Blondine – my new Belgian Blond

Some weeks ago I could feel the butterflies in my tummy, yes, spring is coming! And that means it’s time to brew some light summer beers. As I still want to perfect my Belgian Blond recipe, I decided to give that one a try again. Last time I brewed a Belgian Blond was together with the people from Brewparts (read more here Brewing at Brewparts). That beer was served on the 40 years birthday party of my husband last November and was very well appreciated by the people.

So I used a similar recipe, existing of pilsner malt, flakes oats instead of oat malt and some Cara blonde to elevate the caramel taste and color.
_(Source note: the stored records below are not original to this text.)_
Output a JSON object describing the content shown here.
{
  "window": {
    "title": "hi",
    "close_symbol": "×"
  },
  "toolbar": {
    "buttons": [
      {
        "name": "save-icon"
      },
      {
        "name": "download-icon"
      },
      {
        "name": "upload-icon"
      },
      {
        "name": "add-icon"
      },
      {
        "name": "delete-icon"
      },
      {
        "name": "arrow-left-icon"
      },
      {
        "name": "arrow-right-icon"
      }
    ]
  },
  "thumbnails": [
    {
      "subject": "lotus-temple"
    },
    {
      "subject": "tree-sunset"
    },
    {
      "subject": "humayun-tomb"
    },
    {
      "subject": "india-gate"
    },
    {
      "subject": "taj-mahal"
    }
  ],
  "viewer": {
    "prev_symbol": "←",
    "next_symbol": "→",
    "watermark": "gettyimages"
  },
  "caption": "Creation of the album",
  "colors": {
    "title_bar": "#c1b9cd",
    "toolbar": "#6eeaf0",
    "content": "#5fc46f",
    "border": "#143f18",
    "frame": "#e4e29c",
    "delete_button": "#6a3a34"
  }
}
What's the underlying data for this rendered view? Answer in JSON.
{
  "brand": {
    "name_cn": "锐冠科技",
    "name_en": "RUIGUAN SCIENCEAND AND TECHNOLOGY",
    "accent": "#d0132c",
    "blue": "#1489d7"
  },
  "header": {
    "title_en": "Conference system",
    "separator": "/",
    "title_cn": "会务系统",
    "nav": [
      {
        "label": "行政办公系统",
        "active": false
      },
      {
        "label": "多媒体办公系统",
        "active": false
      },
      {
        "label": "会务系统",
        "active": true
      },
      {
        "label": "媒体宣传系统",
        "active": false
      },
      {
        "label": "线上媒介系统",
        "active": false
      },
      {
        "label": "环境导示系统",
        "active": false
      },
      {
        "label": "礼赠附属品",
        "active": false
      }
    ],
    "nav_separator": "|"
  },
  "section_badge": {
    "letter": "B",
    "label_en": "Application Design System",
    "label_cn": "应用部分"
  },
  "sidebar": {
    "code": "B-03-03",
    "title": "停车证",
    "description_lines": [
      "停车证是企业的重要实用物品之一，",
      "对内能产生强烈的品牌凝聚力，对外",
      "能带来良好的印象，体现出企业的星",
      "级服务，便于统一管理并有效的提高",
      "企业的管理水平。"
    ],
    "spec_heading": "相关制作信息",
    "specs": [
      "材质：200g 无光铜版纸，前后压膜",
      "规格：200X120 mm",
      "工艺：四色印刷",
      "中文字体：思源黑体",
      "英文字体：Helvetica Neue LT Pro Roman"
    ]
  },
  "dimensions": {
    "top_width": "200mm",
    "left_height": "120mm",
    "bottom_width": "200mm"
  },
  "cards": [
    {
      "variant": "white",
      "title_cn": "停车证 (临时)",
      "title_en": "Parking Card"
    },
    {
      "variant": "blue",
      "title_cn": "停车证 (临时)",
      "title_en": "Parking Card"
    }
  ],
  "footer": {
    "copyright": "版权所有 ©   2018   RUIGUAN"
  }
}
I also added some cane sugar during the boil.

As hops I used Mittelfruh as that one gives a very clean bitterness. This time I also used some spices: bitter orange peel and coriander seeds.

My Braumeister is still doing an excellent job and I really love brewing with it.

It takes me around 5 hours to brew with it, perfect for a Saturday :-).

I mashed in at 50 degrees Celsius and used a two step mashing: 45 min at 65 degrees C and 25 min at 73 degrees C.

After mashing, I boiled the wort for 60 min with the hops.

After boiling, I whirlpooled the wort and then it cooled down to around 75 degrees C so I could put it on a fermentation bucket.

I left the wort in my fermentation closet to cool down overnight. The next day, I aerated the wort for about 30 min before adding the yeast. I used M47 Belgian Abbey yeast from Mangrove Jacks.

After 7 days of fermentation, I cooled the green beer down to 4-5 degrees Celsius before bottling it. After 3 days of cooling, mist of the yeast dropped to the bottom and I could bottle my beer.

I bottled half of the beer on bottles to referment and half of the beer I put on a keg.

The beer has been nicely fermenting further in the bottles and I tried the beer some days ago. The flavor is really like a Belgian Blond should be: spicy phenolic, fruity (banana) and with a clean soft bitterness. As I used quite some oats, the beer is quite hazy, but it gives a good body to the beer. I’m quite satisfied already with the outcome but will need to age the beer a bit more to see how it evolves.

I have sent this beer in for the DM i håndbryg (Danish National Home-brewing competition). Very exciting to hear their verdict!